Annähernd ein Viertel der deutschen Bevölkerung ist gegenwärtig in unzähligen  Sportvereinen als Mitglied eingeschrieben. Wandern, Walking, Joggen, Schwimmen, Fußball sind die beliebtesten Sportarten. Die Fitness-Bewegung war noch nie so stark in unserem Land verbreitet. Wer gesund bleiben will, weiss heute, dass er sich ausdauernd bewegen muss. Die Stadt Falkensee ist nicht nur als Gartenstadt bekannt, sie hat zahlreiche Sportvereine, darunter den zahlenmäßig größten Sportverein der Mark Brandenburg.

Da können sportbegeisterte Menschen es nicht recht begreifen, dass am 2. Januar 1820, also vor 200 Jahren, durch Königsorder ein allgemeines Turnverbot in Preußen ausgesprochen wurde. Auf öffentlichen Plätzen, in Vereinen und Schulen ließ König Friedrich Wilhelm III. Leibesübungen generell verbieten. Dieses Verbot bestand etwa 22 Jahre und wurde erst durch König Friedrich Wilhelm IV. am 6. Juni 1842 wieder aufgehoben. Was war geschehen, welche Gründe führten zu dieser für uns unverständlichen Maßnahme? Hat die Obrigkeit hier nicht verantwortungslos die Fürsorgepflicht für ihre Bürger verletzt?

Vor 200 Jahren steckte die Sportbewegung noch völlig  in ihren Anfängen. Friedrich Ludwig Jahn, der Gründer des Turnens aus Lanz in der Prignitz begann seine quasi experimentellen Turnübungen als Privatlehrer 1803 bis 1804 mit einigen Privatschülern in Neubrandenburg, übernahm von dem Pädagogen Christoph Friedrich GutsMuths einige Turngeräte, setzte seine Bemühungen ab 1810 in Berlin fort und gründete am 13.11. 1810  in der Berliner Hasenheide den geheimen Deutschen Bund zur Befreiung und Einigung Deutschlands. Seine erste öffentliche Turnveranstaltung  am 19. Juni 1811 auf der Hasenheide in Berlin zählt heute zum Beginn der deutschen Sportbewegung. Daran erinnert jetzt am ersten deutschen Turnplatz ein Denkmal. Jahn hatte auch für diese körperlichen Aktivitäten an und mit Geräten den Begriff „Turnen“ geprägt, den er sicher von dem Begriff der ritterlichen Turniere abgeleitet hat.

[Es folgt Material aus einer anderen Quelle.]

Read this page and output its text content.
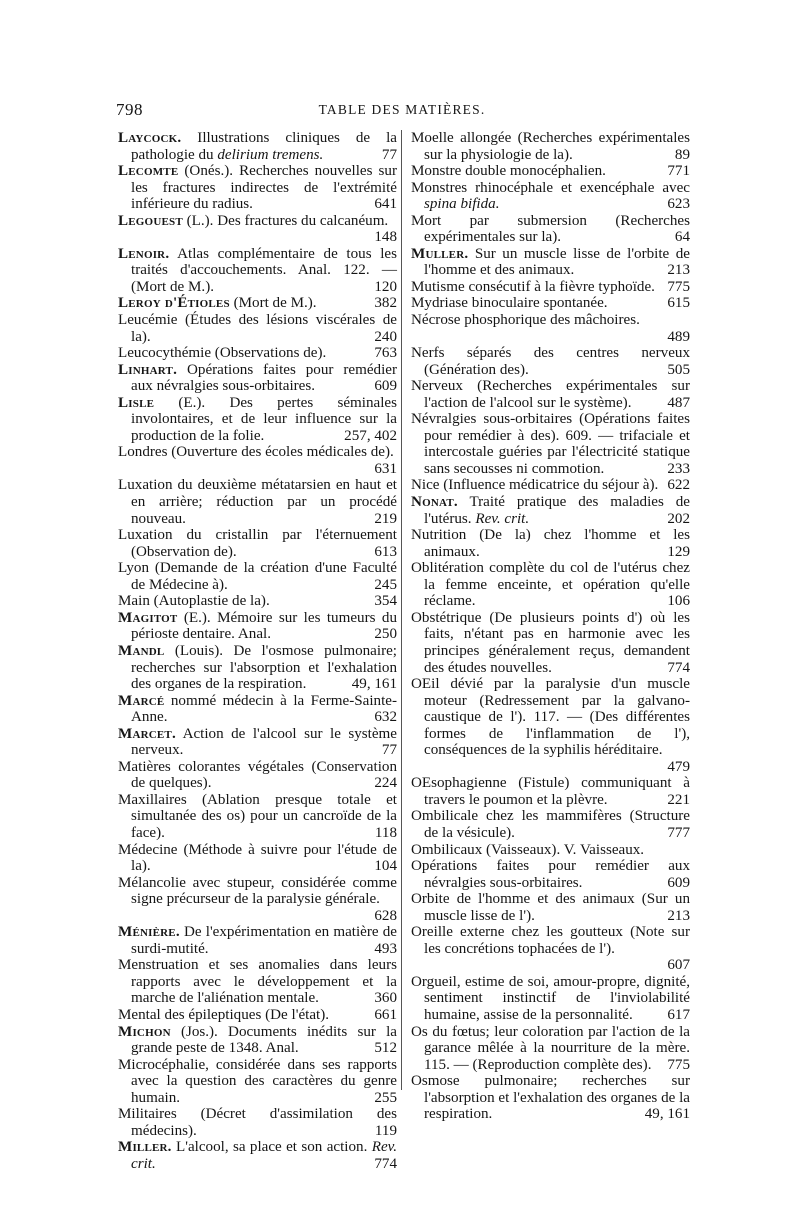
798	TABLE DES MATIÈRES.

Laycock. Illustrations cliniques de la pathologie du delirium tremens.	77

Lecomte (Onés.). Recherches nouvelles sur les fractures indirectes de l'extrémité inférieure du radius.	641

Legouest (L.). Des fractures du calcanéum.
148

Lenoir. Atlas complémentaire de tous les traités d'accouchements. Anal. 122. — (Mort de M.).	120

Leroy d'Étioles (Mort de M.).	382

Leucémie (Études des lésions viscérales de la).	240

Leucocythémie (Observations de).	763

Linhart. Opérations faites pour remédier aux névralgies sous-orbitaires.	609

Lisle (E.). Des pertes séminales involontaires, et de leur influence sur la production de la folie.	257, 402

Londres (Ouverture des écoles médicales de).
631

Luxation du deuxième métatarsien en haut et en arrière; réduction par un procédé nouveau.	219

Luxation du cristallin par l'éternuement (Observation de).	613

Lyon (Demande de la création d'une Faculté de Médecine à).	245

Main (Autoplastie de la).	354

Magitot (E.). Mémoire sur les tumeurs du périoste dentaire. Anal.	250

Mandl (Louis). De l'osmose pulmonaire; recherches sur l'absorption et l'exhalation des organes de la respiration.	49, 161

Marcé nommé médecin à la Ferme-Sainte-Anne.	632

Marcet. Action de l'alcool sur le système nerveux.	77

Matières colorantes végétales (Conservation de quelques).	224

Maxillaires (Ablation presque totale et simultanée des os) pour un cancroïde de la face).	118

Médecine (Méthode à suivre pour l'étude de la).	104

Mélancolie avec stupeur, considérée comme signe précurseur de la paralysie générale.
628

Ménière. De l'expérimentation en matière de surdi-mutité.	493

Menstruation et ses anomalies dans leurs rapports avec le développement et la marche de l'aliénation mentale.	360

Mental des épileptiques (De l'état).	661

Michon (Jos.). Documents inédits sur la grande peste de 1348. Anal.	512

Microcéphalie, considérée dans ses rapports avec la question des caractères du genre humain.	255

Militaires (Décret d'assimilation des médecins).	119

Miller. L'alcool, sa place et son action. Rev. crit.	774

Moelle allongée (Recherches expérimentales sur la physiologie de la).	89

Monstre double monocéphalien.	771

Monstres rhinocéphale et exencéphale avec spina bifida.	623

Mort par submersion (Recherches expérimentales sur la).	64

Muller. Sur un muscle lisse de l'orbite de l'homme et des animaux.	213

Mutisme consécutif à la fièvre typhoïde. 775

Mydriase binoculaire spontanée.	615

Nécrose phosphorique des mâchoires.
489

Nerfs séparés des centres nerveux (Génération des).	505

Nerveux (Recherches expérimentales sur l'action de l'alcool sur le système).	487

Névralgies sous-orbitaires (Opérations faites pour remédier à des). 609. — trifaciale et intercostale guéries par l'électricité statique sans secousses ni commotion.	233

Nice (Influence médicatrice du séjour à). 622

Nonat. Traité pratique des maladies de l'utérus. Rev. crit.	202

Nutrition (De la) chez l'homme et les animaux.	129

Oblitération complète du col de l'utérus chez la femme enceinte, et opération qu'elle réclame.	106

Obstétrique (De plusieurs points d') où les faits, n'étant pas en harmonie avec les principes généralement reçus, demandent des études nouvelles.	774

OEil dévié par la paralysie d'un muscle moteur (Redressement par la galvano-caustique de l'). 117. — (Des différentes formes de l'inflammation de l'), conséquences de la syphilis héréditaire.
479

OEsophagienne (Fistule) communiquant à travers le poumon et la plèvre.	221

Ombilicale chez les mammifères (Structure de la vésicule).	777

Ombilicaux (Vaisseaux). V. Vaisseaux.

Opérations faites pour remédier aux névralgies sous-orbitaires.	609

Orbite de l'homme et des animaux (Sur un muscle lisse de l').	213

Oreille externe chez les goutteux (Note sur les concrétions tophacées de l').
607

Orgueil, estime de soi, amour-propre, dignité, sentiment instinctif de l'inviolabilité humaine, assise de la personnalité.	617

Os du fœtus; leur coloration par l'action de la garance mêlée à la nourriture de la mère. 115. — (Reproduction complète des).	775

Osmose pulmonaire; recherches sur l'absorption et l'exhalation des organes de la respiration.	49, 161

Allerding darf man nicht übersehen, dass Turnvater Jahn aus der Prignitz damals den Zweck seiner Turnübungen nicht so sehr in der Gesundheitsförderung der Turnjugend gesehen hat, sondern in der Zeit der napoleonischen Besatzungszeit die jungen Männer aus nationalen Befreiungsabsichten  zum Kampf gegen die Besatzungsmacht, wohl auch zum Kampf für die nationale Einigungsbewegung wehrhaft ertüchtigen wollte. In kurzer Zeit wurden in diesem nationalem Enthusiasmus in 150 deutschen Städten Sportvereine gegründet, und die Zahl der Mitglieder wuchs schnell auf 12.000 heran. Mit dieser national gesinnten Turnbewegung lag Friedrich, Ludwig  Jahn nach 1815 im Einklang mit der national gesinnten Jenaer Burschenschaft, einer Studentenbewegung die später 1832 das schwarzrotgoldene Banner zu einer der ersten großen politischen Massenveranstaltung auf dem Hambacher Schloss hisste. Zu dieser frühen Burschenschaft zählte auch der aus Wunsiedel stammende Student Carl Ludwig Sand, der den aus Weimar stammenden Schriftsteller August Friedrich Ferdinand von Kotzebue, vorübergehend als russischen Gesandten tätigen Politiker, der zuletzt in Mannheim wohnte und in seinen Schriften die politisch aufrührerischen Universitäten kritisierte, vor allem die freiheitlich gesinnten Studentenbewegungen aufs heftigste angriff, als üblen Verräter bezeichnete und ihn am 23. März 1819 in Mannheim ermordete. Carl Ludwig Sand wurde zum Tode verurteilt und am 20. Mai 1820 in Mannheim öffentlich hingerichtet.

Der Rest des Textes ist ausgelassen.